Following the primary virtual table of a derived class are secondary virtual tables for each of its proper base classes, except any primary base(s) with which it shares its primary virtual table. These are copies of the virtual tables for the respective base classes (copies in the sense that they have the same layout, though the fields may have different values). We call the collection consisting of a primary virtual table along with all of its secondary virtual tables a virtual table group.
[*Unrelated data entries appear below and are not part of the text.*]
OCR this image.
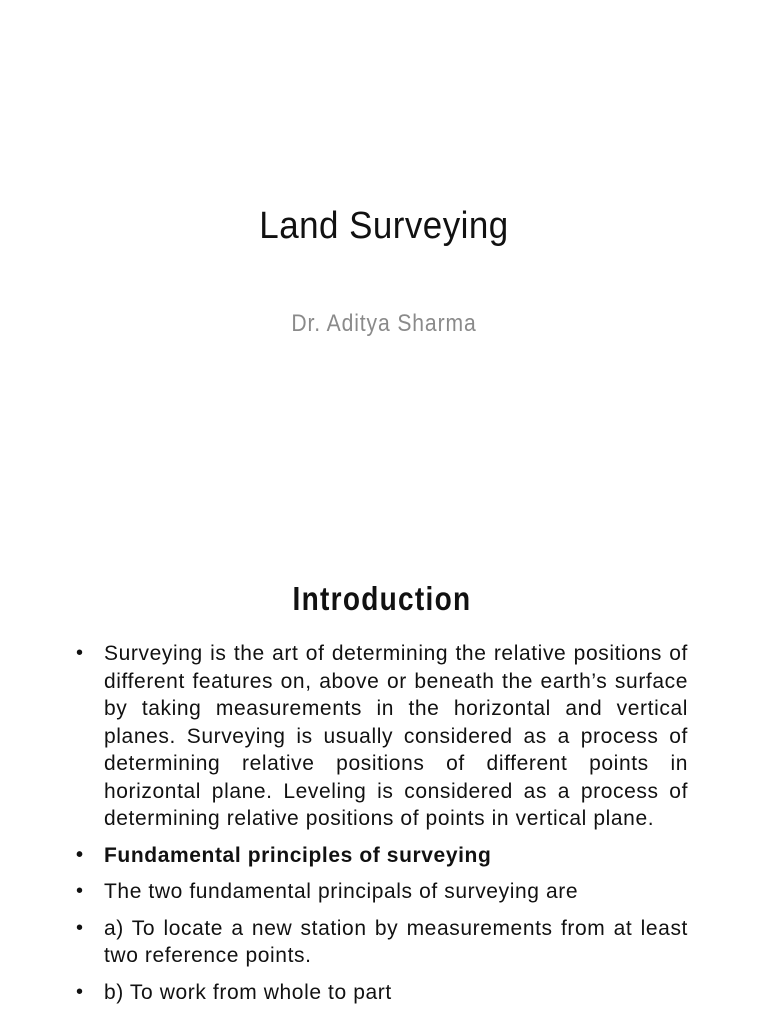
Land Surveying

Dr. Aditya Sharma

Introduction
• Surveying is the art of determining the relative positions of different features on, above or beneath the earth’s surface by taking measurements in the horizontal and vertical planes. Surveying is usually considered as a process of determining relative positions of different points in horizontal plane. Leveling is considered as a process of determining relative positions of points in vertical plane.
• Fundamental principles of surveying
• The two fundamental principals of surveying are
• a) To locate a new station by measurements from at least two reference points.
• b) To work from whole to part
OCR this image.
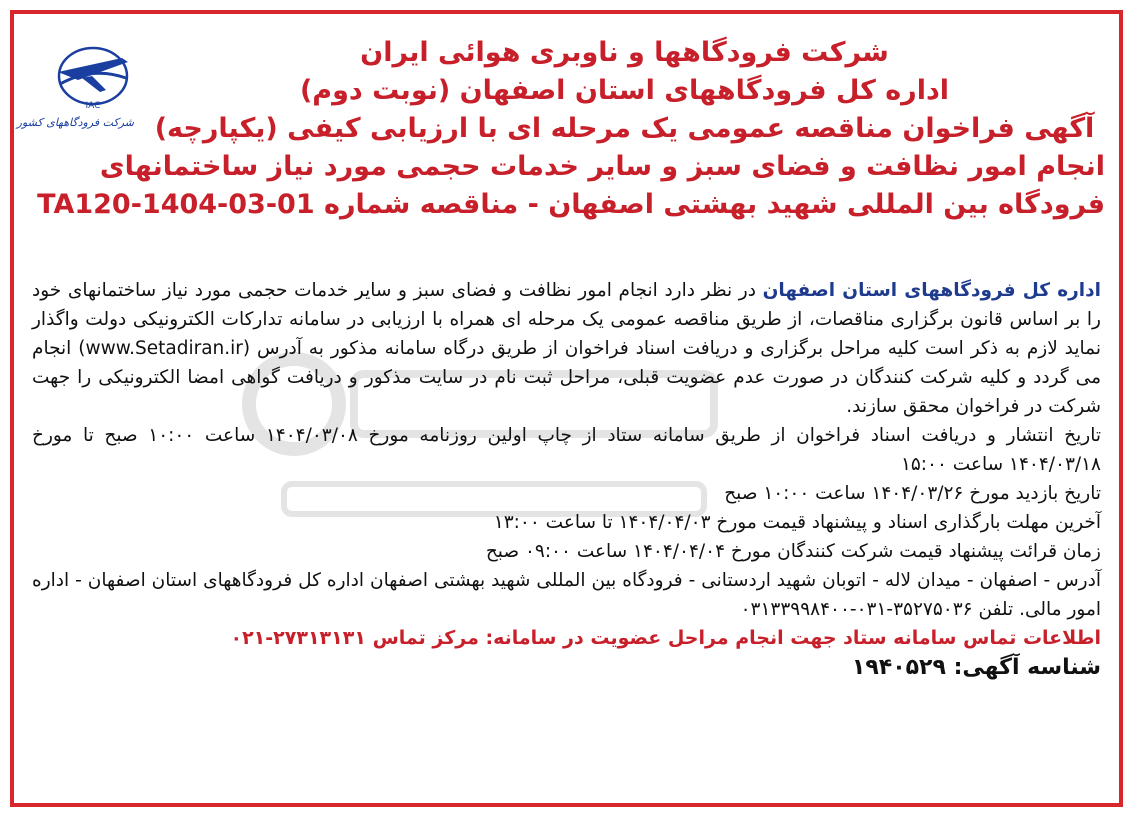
IAC
شرکت فرودگاههای کشور
شرکت فرودگاهها و ناوبری هوائی ایران
اداره کل فرودگاههای استان اصفهان (نوبت دوم)
آگهی فراخوان مناقصه عمومی یک مرحله ای با ارزیابی کیفی (یکپارچه)
انجام امور نظافت و فضای سبز و سایر خدمات حجمی مورد نیاز ساختمانهای
فرودگاه بین المللی شهید بهشتی اصفهان - مناقصه شماره TA120-1404-03-01

اداره کل فرودگاههای استان اصفهان در نظر دارد انجام امور نظافت و فضای سبز و سایر خدمات حجمی مورد نیاز ساختمانهای خود را بر اساس قانون برگزاری مناقصات، از طریق مناقصه عمومی یک مرحله ای همراه با ارزیابی در سامانه تدارکات الکترونیکی دولت واگذار نماید لازم به ذکر است کلیه مراحل برگزاری و دریافت اسناد فراخوان از طریق درگاه سامانه مذکور به آدرس (www.Setadiran.ir) انجام می گردد و کلیه شرکت کنندگان در صورت عدم عضویت قبلی، مراحل ثبت نام در سایت مذکور و دریافت گواهی امضا الکترونیکی را جهت شرکت در فراخوان محقق سازند.

تاریخ انتشار و دریافت اسناد فراخوان از طریق سامانه ستاد از چاپ اولین روزنامه مورخ ۱۴۰۴/۰۳/۰۸ ساعت ۱۰:۰۰ صبح تا مورخ ۱۴۰۴/۰۳/۱۸ ساعت ۱۵:۰۰

تاریخ بازدید مورخ ۱۴۰۴/۰۳/۲۶ ساعت ۱۰:۰۰ صبح

آخرین مهلت بارگذاری اسناد و پیشنهاد قیمت مورخ ۱۴۰۴/۰۴/۰۳ تا ساعت ۱۳:۰۰

زمان قرائت پیشنهاد قیمت شرکت کنندگان مورخ ۱۴۰۴/۰۴/۰۴ ساعت ۰۹:۰۰ صبح

آدرس - اصفهان - میدان لاله - اتوبان شهید اردستانی - فرودگاه بین المللی شهید بهشتی اصفهان اداره کل فرودگاههای استان اصفهان - اداره امور مالی. تلفن ۳۵۲۷۵۰۳۶-۰۳۱-۰۳۱۳۳۹۹۸۴۰۰

اطلاعات تماس سامانه ستاد جهت انجام مراحل عضویت در سامانه: مرکز تماس ۲۷۳۱۳۱۳۱-۰۲۱

شناسه آگهی: ۱۹۴۰۵۲۹
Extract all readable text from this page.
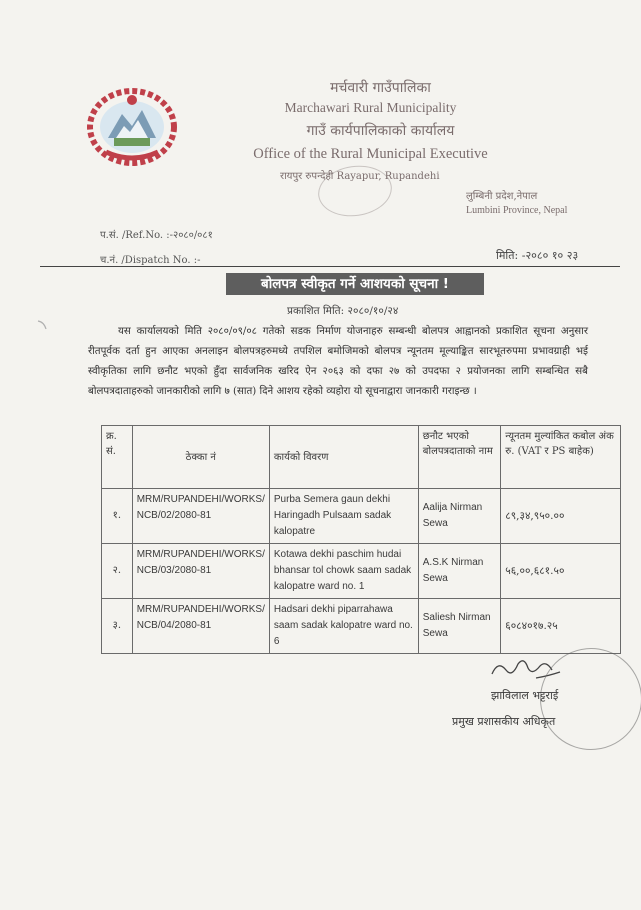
मर्चवारी गाउँपालिका
Marchawari Rural Municipality
गाउँ कार्यपालिकाको कार्यालय
Office of the Rural Municipal Executive
रायपुर रुपन्देही Rayapur, Rupandehi
लुम्बिनी प्रदेश,नेपाल
Lumbini Province, Nepal
प.सं. /Ref.No. :-२०८०/०८१
च.नं. /Dispatch No. :-	मिति: -२०८० १० २३
बोलपत्र स्वीकृत गर्ने आशयको सूचना !
प्रकाशित मिति: २०८०/१०/२४
यस कार्यालयको मिति २०८०/०९/०८ गतेको सडक निर्माण योजनाहरु सम्बन्धी बोलपत्र आह्वानको प्रकाशित सूचना अनुसार रीतपूर्वक दर्ता हुन आएका अनलाइन बोलपत्रहरुमध्ये तपशिल बमोजिमको बोलपत्र न्यूनतम मूल्याङ्कित सारभूतरुपमा प्रभावग्राही भई स्वीकृतिका लागि छनौट भएको हुँदा सार्वजनिक खरिद ऐन २०६३ को दफा २७ को उपदफा २ प्रयोजनका लागि सम्बन्धित सबै बोलपत्रदाताहरुको जानकारीको लागि ७ (सात) दिने आशय रहेको व्यहोरा यो सूचनाद्वारा जानकारी गराइन्छ ।
क्र. सं.	ठेक्का नं	कार्यको विवरण	छनौट भएको बोलपत्रदाताको नाम	न्यूनतम मुल्यांकित कबोल अंक रु. (VAT र PS बाहेक)
१.	MRM/RUPANDEHI/WORKS/ NCB/02/2080-81	Purba Semera gaun dekhi Haringadh Pulsaam sadak kalopatre	Aalija Nirman Sewa	८९,३४,९५०.००
२.	MRM/RUPANDEHI/WORKS/ NCB/03/2080-81	Kotawa dekhi paschim hudai bhansar tol chowk saam sadak kalopatre ward no. 1	A.S.K Nirman Sewa	५६,००,६८१.५०
३.	MRM/RUPANDEHI/WORKS/ NCB/04/2080-81	Hadsari dekhi piparrahawa saam sadak kalopatre ward no. 6	Saliesh Nirman Sewa	६०८४०१७.२५
झाविलाल भट्टराई
प्रमुख प्रशासकीय अधिकृत
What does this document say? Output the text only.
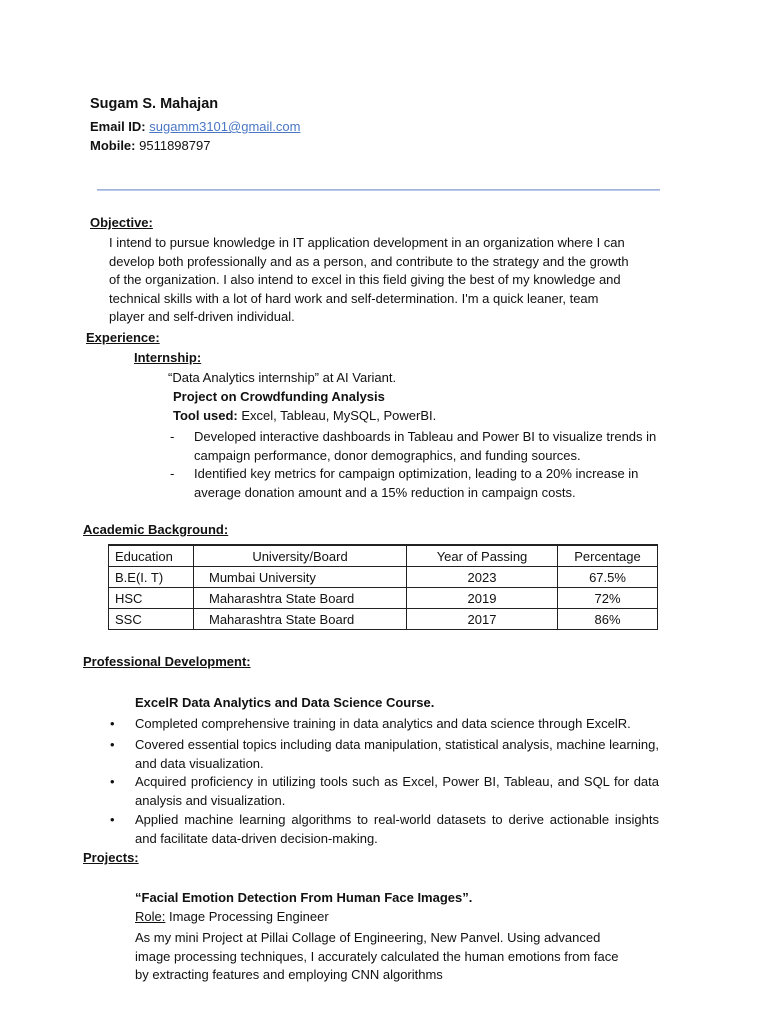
Sugam S. Mahajan
Email ID: sugamm3101@gmail.com
Mobile: 9511898797
Objective:
I intend to pursue knowledge in IT application development in an organization where I can
develop both professionally and as a person, and contribute to the strategy and the growth
of the organization. I also intend to excel in this field giving the best of my knowledge and
technical skills with a lot of hard work and self-determination. I'm a quick leaner, team
player and self-driven individual.
Experience:
Internship:
“Data Analytics internship” at AI Variant.
Project on Crowdfunding Analysis
Tool used: Excel, Tableau, MySQL, PowerBI.
- Developed interactive dashboards in Tableau and Power BI to visualize trends in campaign performance, donor demographics, and funding sources.
- Identified key metrics for campaign optimization, leading to a 20% increase in average donation amount and a 15% reduction in campaign costs.
Academic Background:
Education	University/Board	Year of Passing	Percentage
B.E(I. T)	Mumbai University	2023	67.5%
HSC	Maharashtra State Board	2019	72%
SSC	Maharashtra State Board	2017	86%
Professional Development:
ExcelR Data Analytics and Data Science Course.
• Completed comprehensive training in data analytics and data science through ExcelR.
• Covered essential topics including data manipulation, statistical analysis, machine learning, and data visualization.
• Acquired proficiency in utilizing tools such as Excel, Power BI, Tableau, and SQL for data analysis and visualization.
• Applied machine learning algorithms to real-world datasets to derive actionable insights and facilitate data-driven decision-making.
Projects:
“Facial Emotion Detection From Human Face Images”.
Role: Image Processing Engineer
As my mini Project at Pillai Collage of Engineering, New Panvel. Using advanced
image processing techniques, I accurately calculated the human emotions from face
by extracting features and employing CNN algorithms
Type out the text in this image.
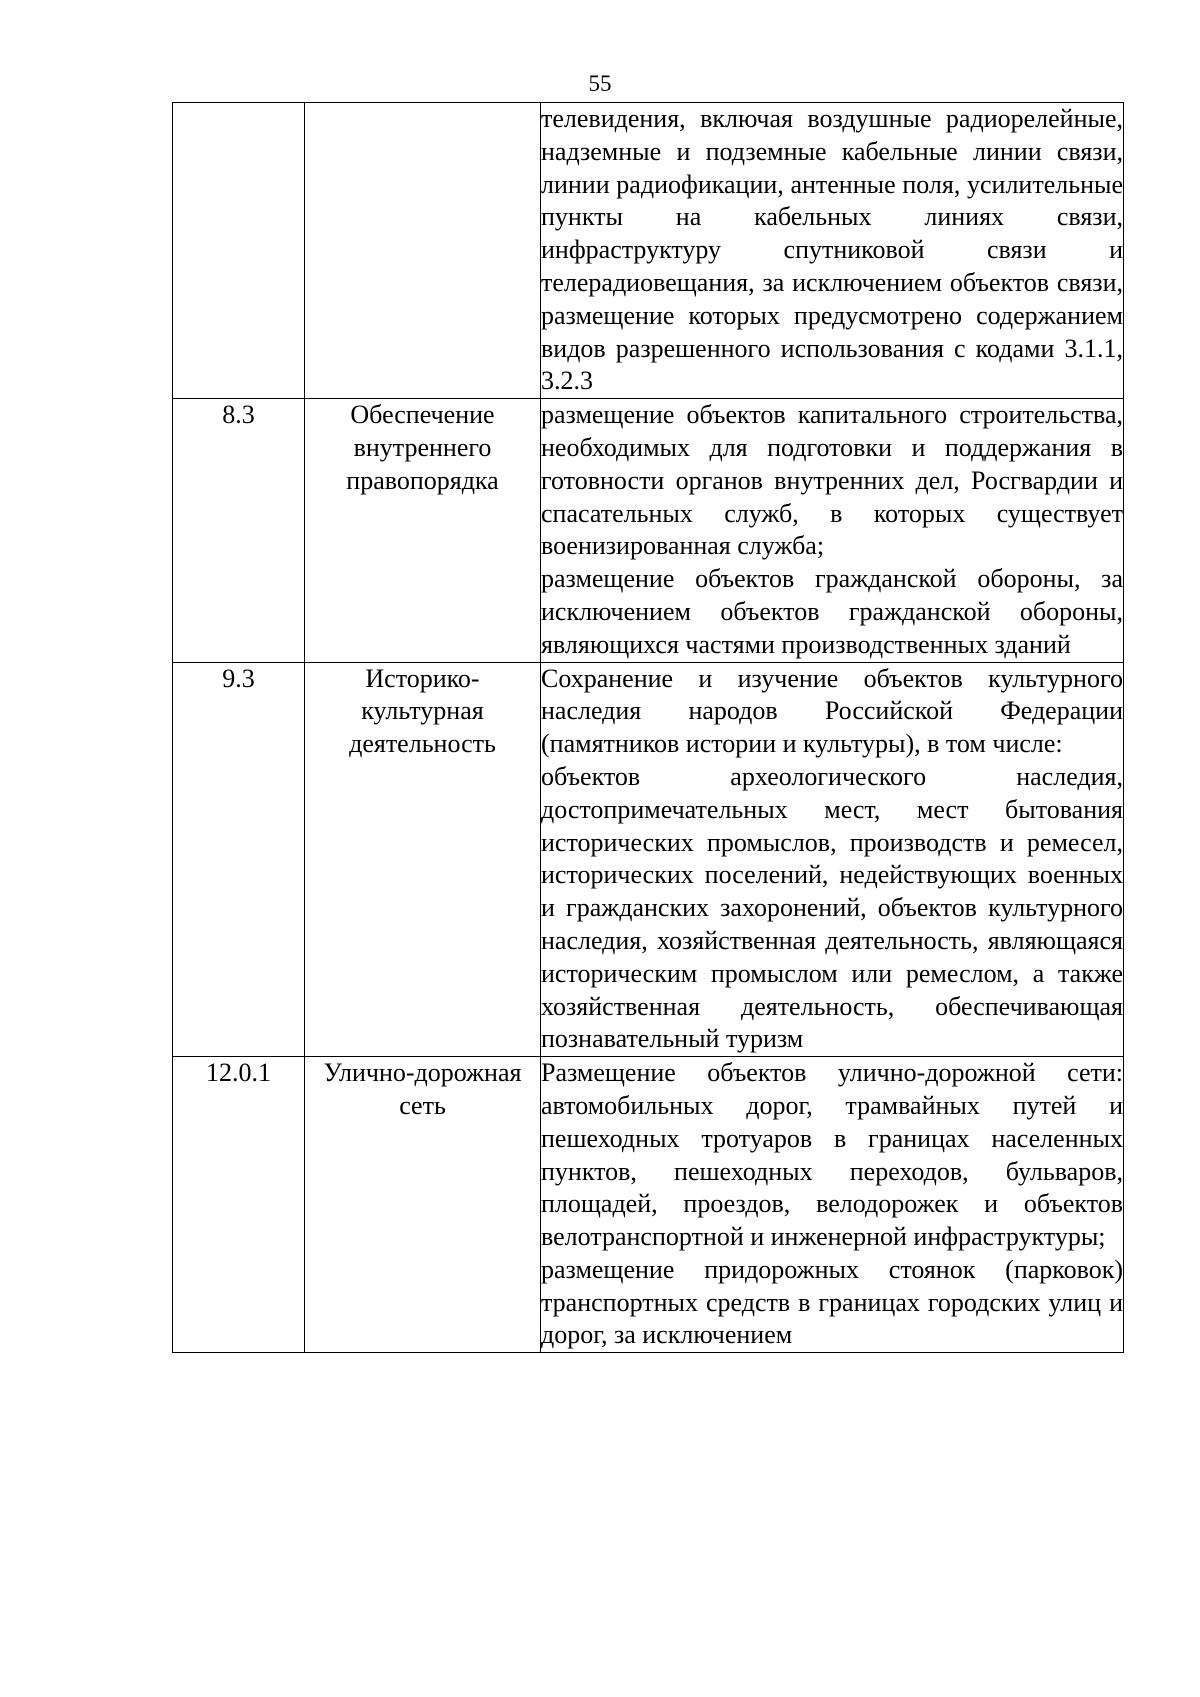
55

		телевидения, включая воздушные радиорелейные, надземные и подземные кабельные линии связи, линии радиофикации, антенные поля, усилительные пункты на кабельных линиях связи, инфраструктуру спутниковой связи и телерадиовещания, за исключением объектов связи, размещение которых предусмотрено содержанием видов разрешенного использования с кодами 3.1.1, 3.2.3

8.3	Обеспечение внутреннего правопорядка	размещение объектов капитального строительства, необходимых для подготовки и поддержания в готовности органов внутренних дел, Росгвардии и спасательных служб, в которых существует военизированная служба;
размещение объектов гражданской обороны, за исключением объектов гражданской обороны, являющихся частями производственных зданий

9.3	Историко-культурная деятельность	Сохранение и изучение объектов культурного наследия народов Российской Федерации (памятников истории и культуры), в том числе:
объектов археологического наследия, достопримечательных мест, мест бытования исторических промыслов, производств и ремесел, исторических поселений, недействующих военных и гражданских захоронений, объектов культурного наследия, хозяйственная деятельность, являющаяся историческим промыслом или ремеслом, а также хозяйственная деятельность, обеспечивающая познавательный туризм

12.0.1	Улично-дорожная сеть	Размещение объектов улично-дорожной сети: автомобильных дорог, трамвайных путей и пешеходных тротуаров в границах населенных пунктов, пешеходных переходов, бульваров, площадей, проездов, велодорожек и объектов велотранспортной и инженерной инфраструктуры;
размещение придорожных стоянок (парковок) транспортных средств в границах городских улиц и дорог, за исключением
The order in which they occur is the same as the order in which the base class subobjects are considered for allocation in the derived object:
First are the virtual tables of direct non-primary, non-virtual proper bases, in the order declared, including their secondary virtual tables for non-virtual bases in the order they appear in the standalone virtual table group for the base. (Thus the effect is that these virtual tables occur in inheritance graph order, excluding primary bases and virtual bases.) Then come the virtual base virtual tables, also in inheritance graph order, and again excluding primary bases (which share virtual tables with the classes for which they are primary). This ABI does not make guarantees about the layout of other virtual tables in a virtual table group relative to a virtual table pointer in an object or a VTT. It guarantees only the layout of the global symbol for that virtual table group. It does not guarantee that the virtual table pointers actually installed in an object or a VTT will point into that global symbol.